One hundred yards in complete silence. Boy seemed unconcerned. He was back inside himself, protected by his uniform: male, mysterious, possibly anxious, possibly morose.
“Was it here?”
He spoke for the first time as they moved toward one of the park gates. The sudden question startled Jane.
“Was what here?”
“The accident to Constance’s dog. Floss. You remember. Was it here?”
Jane looked about her. She gestured behind them, toward the sand track.
“Yes. Just over there. It was very quick.”
“It always is.”
Boy turned away. He began to walk again. His cap brim shaded his face and his eyes.
“Why do you ask, Boy?”
“Oh, I don’t know.” Boy jiggled at his ear. “I gave her the dog. She wrote to me about it, you know. And then she was ill…. No reason—I’d just like to picture it, that’s all.”

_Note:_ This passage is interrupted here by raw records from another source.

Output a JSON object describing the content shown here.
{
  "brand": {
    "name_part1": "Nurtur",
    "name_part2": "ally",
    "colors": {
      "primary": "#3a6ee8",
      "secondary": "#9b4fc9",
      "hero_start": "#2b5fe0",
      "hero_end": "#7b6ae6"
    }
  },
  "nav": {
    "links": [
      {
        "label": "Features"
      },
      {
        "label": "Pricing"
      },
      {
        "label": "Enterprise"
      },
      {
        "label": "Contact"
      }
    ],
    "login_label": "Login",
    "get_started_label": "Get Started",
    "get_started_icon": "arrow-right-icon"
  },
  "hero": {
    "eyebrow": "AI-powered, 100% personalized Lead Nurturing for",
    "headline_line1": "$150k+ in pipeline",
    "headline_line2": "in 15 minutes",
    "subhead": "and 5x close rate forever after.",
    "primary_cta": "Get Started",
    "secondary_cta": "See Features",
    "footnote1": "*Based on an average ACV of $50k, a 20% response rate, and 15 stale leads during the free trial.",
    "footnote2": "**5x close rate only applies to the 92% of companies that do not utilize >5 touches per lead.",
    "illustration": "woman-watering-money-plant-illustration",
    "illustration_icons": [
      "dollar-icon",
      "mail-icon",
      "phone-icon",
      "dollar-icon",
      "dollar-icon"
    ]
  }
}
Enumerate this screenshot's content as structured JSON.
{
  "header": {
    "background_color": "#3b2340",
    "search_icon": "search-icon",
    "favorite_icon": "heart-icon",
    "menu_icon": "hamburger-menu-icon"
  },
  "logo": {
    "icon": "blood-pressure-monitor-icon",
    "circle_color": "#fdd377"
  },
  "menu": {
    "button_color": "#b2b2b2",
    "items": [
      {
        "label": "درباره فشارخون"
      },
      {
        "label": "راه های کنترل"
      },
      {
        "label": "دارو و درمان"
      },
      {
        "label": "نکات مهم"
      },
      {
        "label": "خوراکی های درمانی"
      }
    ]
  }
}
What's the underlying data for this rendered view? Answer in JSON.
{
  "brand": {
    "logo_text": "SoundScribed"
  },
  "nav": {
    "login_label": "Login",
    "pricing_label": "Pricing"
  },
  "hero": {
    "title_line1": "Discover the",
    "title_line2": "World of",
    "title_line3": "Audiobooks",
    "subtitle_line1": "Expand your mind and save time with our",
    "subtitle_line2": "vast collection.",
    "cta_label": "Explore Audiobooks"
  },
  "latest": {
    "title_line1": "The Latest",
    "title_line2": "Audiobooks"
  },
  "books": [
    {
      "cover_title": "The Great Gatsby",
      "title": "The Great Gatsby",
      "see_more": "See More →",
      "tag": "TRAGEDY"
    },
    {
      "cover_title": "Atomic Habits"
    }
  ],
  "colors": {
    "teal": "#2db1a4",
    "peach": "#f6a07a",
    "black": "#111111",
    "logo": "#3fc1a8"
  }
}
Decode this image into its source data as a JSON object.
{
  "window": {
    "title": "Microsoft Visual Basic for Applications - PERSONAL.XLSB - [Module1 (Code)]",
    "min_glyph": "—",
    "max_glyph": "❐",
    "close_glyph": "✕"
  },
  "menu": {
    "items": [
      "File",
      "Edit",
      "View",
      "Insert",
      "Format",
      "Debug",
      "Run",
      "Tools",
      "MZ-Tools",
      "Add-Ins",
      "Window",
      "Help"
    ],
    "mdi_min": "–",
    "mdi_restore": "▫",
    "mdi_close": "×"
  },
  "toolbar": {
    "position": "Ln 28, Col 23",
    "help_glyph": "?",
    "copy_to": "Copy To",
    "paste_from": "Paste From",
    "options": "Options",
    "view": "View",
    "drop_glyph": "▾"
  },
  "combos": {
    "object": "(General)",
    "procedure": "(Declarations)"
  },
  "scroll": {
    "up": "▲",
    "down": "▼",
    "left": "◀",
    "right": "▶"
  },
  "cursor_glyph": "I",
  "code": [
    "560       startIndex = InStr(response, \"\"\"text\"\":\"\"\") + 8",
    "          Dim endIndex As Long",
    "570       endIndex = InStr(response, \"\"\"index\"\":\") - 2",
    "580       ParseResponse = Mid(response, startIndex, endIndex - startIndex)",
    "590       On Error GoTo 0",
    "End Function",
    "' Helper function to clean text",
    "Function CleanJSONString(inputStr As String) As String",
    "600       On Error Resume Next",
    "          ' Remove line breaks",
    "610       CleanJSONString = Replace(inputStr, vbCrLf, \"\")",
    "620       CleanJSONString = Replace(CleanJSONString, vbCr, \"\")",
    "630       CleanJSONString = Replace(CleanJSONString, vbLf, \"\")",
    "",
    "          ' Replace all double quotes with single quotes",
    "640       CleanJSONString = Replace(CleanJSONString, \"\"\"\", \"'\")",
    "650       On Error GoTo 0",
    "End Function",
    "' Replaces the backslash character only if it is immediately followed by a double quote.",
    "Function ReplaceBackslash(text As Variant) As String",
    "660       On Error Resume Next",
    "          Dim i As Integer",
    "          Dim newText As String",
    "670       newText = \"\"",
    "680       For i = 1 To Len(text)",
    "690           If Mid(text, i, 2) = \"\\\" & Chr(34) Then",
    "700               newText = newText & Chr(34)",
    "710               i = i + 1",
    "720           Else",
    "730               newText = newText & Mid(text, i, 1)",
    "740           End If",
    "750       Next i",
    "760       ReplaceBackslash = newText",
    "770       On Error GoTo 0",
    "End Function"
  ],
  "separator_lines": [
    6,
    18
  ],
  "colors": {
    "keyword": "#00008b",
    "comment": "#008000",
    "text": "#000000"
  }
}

Boy was courageous enough in war, but he was afraid of his father; he told him of his broken engagement, but he took the coward’s way out. He delayed the interview to the following morning. He timed it so that once the news was given, he would have to leave for the station and his train to the Channel port almost immediately. No time for rage. He faced his father in his father’s study. Denton sat by a fire, with a rug across his knees. He seemed displeased to be interrupted; he was writing to generals and brigadiers.
These men—to whom Denton now wrote every day—were all old. They were history! They had served in battles now remote enough to be in schoolbooks: This one had fought in the Crimea; that one had lost an arm at Sebastopol; yet another had survived the siege of Lucknow and been a famous scourge of the Northwestern Frontier. These men had been Denton’s father’s contemporaries; he remembered them in all the splendor of their uniforms, when he was a small boy and they were the British Army’s Young Turks. To Denton they were ageless. He wrote to them because he believed they still had power and influence. He wrote to them because he was sure one of them would make inquiries (at the highest level), write back, and reassure: There had been a mistake. There had been a typical army cock-up. They had sent the wrong telegram to the wrong family about the wrong man. It was all an error, and his son was still alive.
Many of these old men were dead; of those still alive, some replied. They wrote courteous, considerate letters from their retirement in Cheltenham or the English south coast. They regretted they could not help. Denton was not deterred. He crossed out their names and moved on. He was already exhausting generals. The brigadiers, Boy knew, were the first stage of his defeat.